Sweet Savior, but this is as pretty a piece of time as I've ever spent.

I do hope God lets you write his biography.

SippicanCottage said...

I do hope God lets you write his biography.

I'm sorry, but I already got hired by the competition: The Devil's In The Cows

Mal said...

A great post, Mr. Sipp; comments and all.
In the spirit of the chemistry thing, here's a version of the McGarrigles' "NaCl" that I hadn't heard before looking it up for this comment. The audio track must be from the early 70s..

vanderleun said...

Wonderful, wonderful, wonderful.... repeat until buffer is full.

Leslie said...

Wow, to reread the comments, after the incredible story.. I had forgotten. The best people come here. And, Sam L., it did get less bad. Much less bad. Time does that. The world is so different now.

Delaware Dave said...

Dear God; reading this reassures those of us that
remember the goodness of our past is not gone.
It lives in a corner of western Maine...reading this
brings to mind "Granger" speaking in the closing
pages of Fahrenheit 451: "...we'll turn around and
walk upstream. They'll be needing us up that way."

Any other words I could write would fail me; I
hold tight to your writing when thoughts of
mine, joyful or dark, rule the paths of inner
contemplation. Hold tight the wonders of your
spouse and heirs.

Sam L. said...

Mr. Sippi, I have pretty much come to a conclusion, but I wouldn't want you to get a swelled head, so shall keep it to myself.

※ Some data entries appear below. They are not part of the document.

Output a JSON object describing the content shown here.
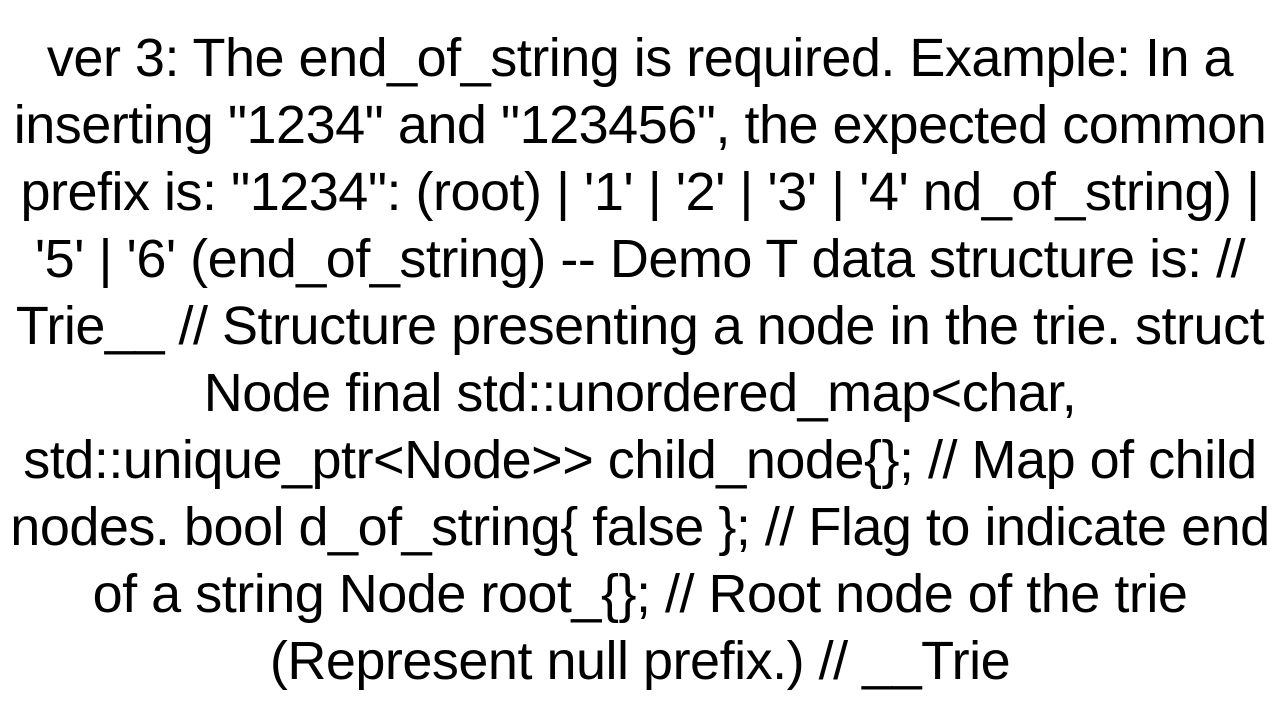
{
  "document": {
    "text": "ver 3: The end_of_string is required. Example: In a inserting \"1234\" and \"123456\", the expected common prefix is: \"1234\": (root)  |  '1'  |  '2'  |  '3'  |  '4' nd_of_string)  |  '5'  |  '6' (end_of_string)  -- Demo T data structure is:     // Trie__       // Structure presenting a node in the trie.     struct Node final std::unordered_map<char, std::unique_ptr<Node>> child_node{}; // Map of child nodes.        bool d_of_string{ false }; // Flag to indicate end of a string Node root_{}; // Root node of the trie (Represent null prefix.)      // __Trie"
  }
}
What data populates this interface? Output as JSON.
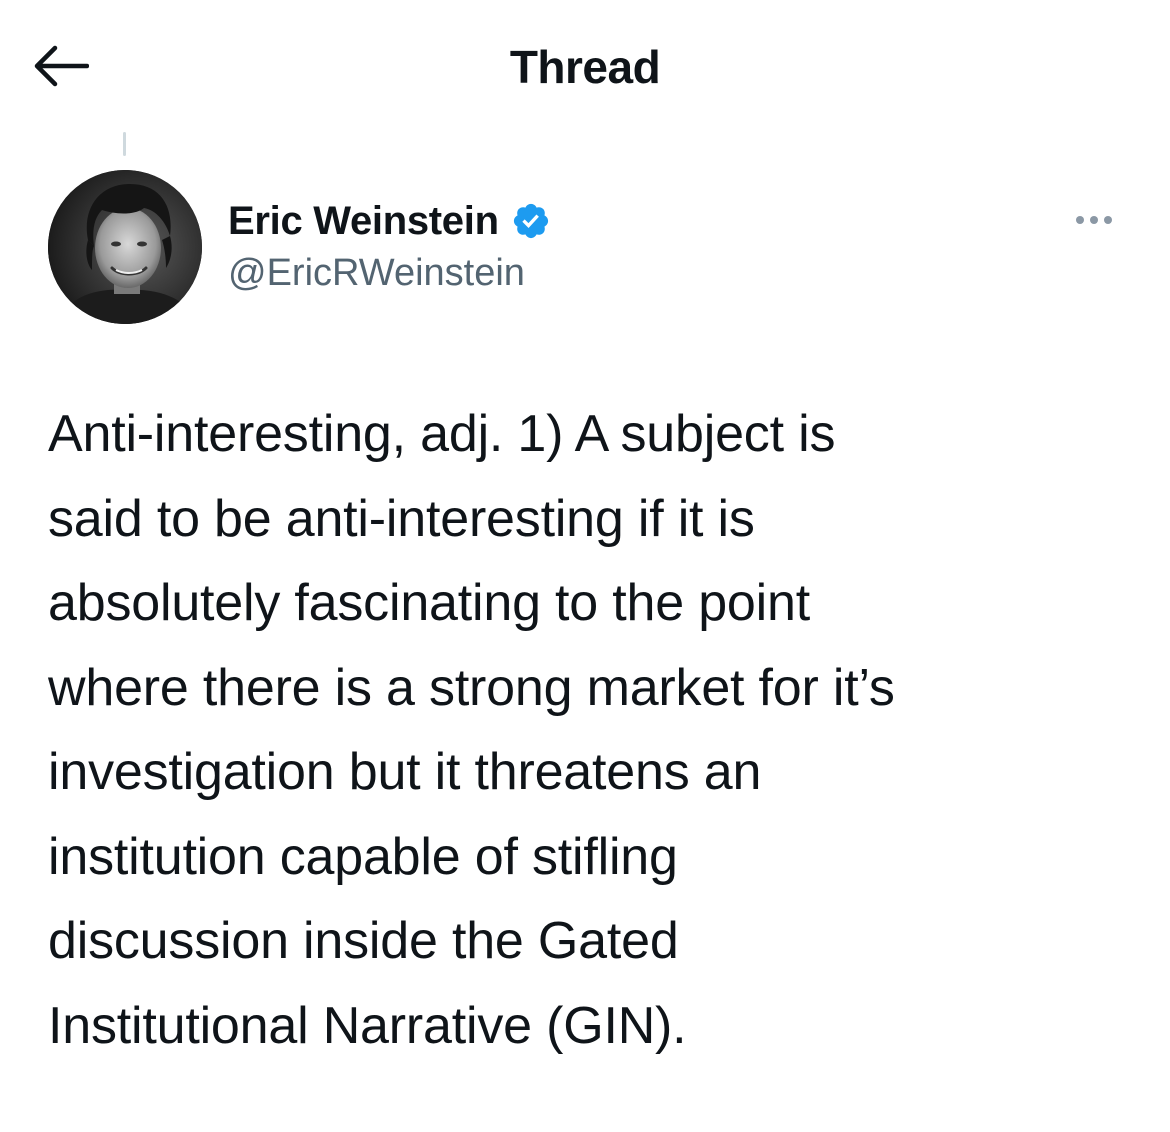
{
  "header": {
    "title": "Thread",
    "back_icon": "arrow-left-icon"
  },
  "tweet": {
    "author": {
      "display_name": "Eric Weinstein",
      "handle": "@EricRWeinstein",
      "verified": true,
      "verified_color": "#1d9bf0"
    },
    "more_icon": "more-horizontal-icon",
    "text_lines": [
      "Anti-interesting, adj. 1) A subject is",
      "said to be anti-interesting if it is",
      "absolutely fascinating to the point",
      "where there is a strong market for it’s",
      "investigation but it threatens an",
      "institution capable of stifling",
      "discussion inside the Gated",
      "Institutional Narrative (GIN)."
    ]
  },
  "colors": {
    "text_primary": "#0f1419",
    "text_secondary": "#536471",
    "thread_line": "#cfd9de",
    "background": "#ffffff"
  }
}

Leslie, I'm glad my few words seem to have helped. Life goes on, and so must we.

Nel said...

My grandson likes to run faster than he can stay balanced. Now and then he runs into a wall or the edge of a tabletop which is (his) head high. The local hospital emergency room personnel know him by his first name.
I call him by his secret name, 'Buckaroo.' When he asks me what his secret name is (he loves secrets), I tell him it's Buckaroo, and he belly-laughs.
I suppose heaven is full of little kids, romping for all the time they missed on earth.

Seidler said...

It feels good when you are smiling by the end of reading a story. I also agree there is just time - not quality time - and some of the best stories come from the little details of our own every day lives when we pay attention to them and have a sense of humor and imagination. Thanks for a boost!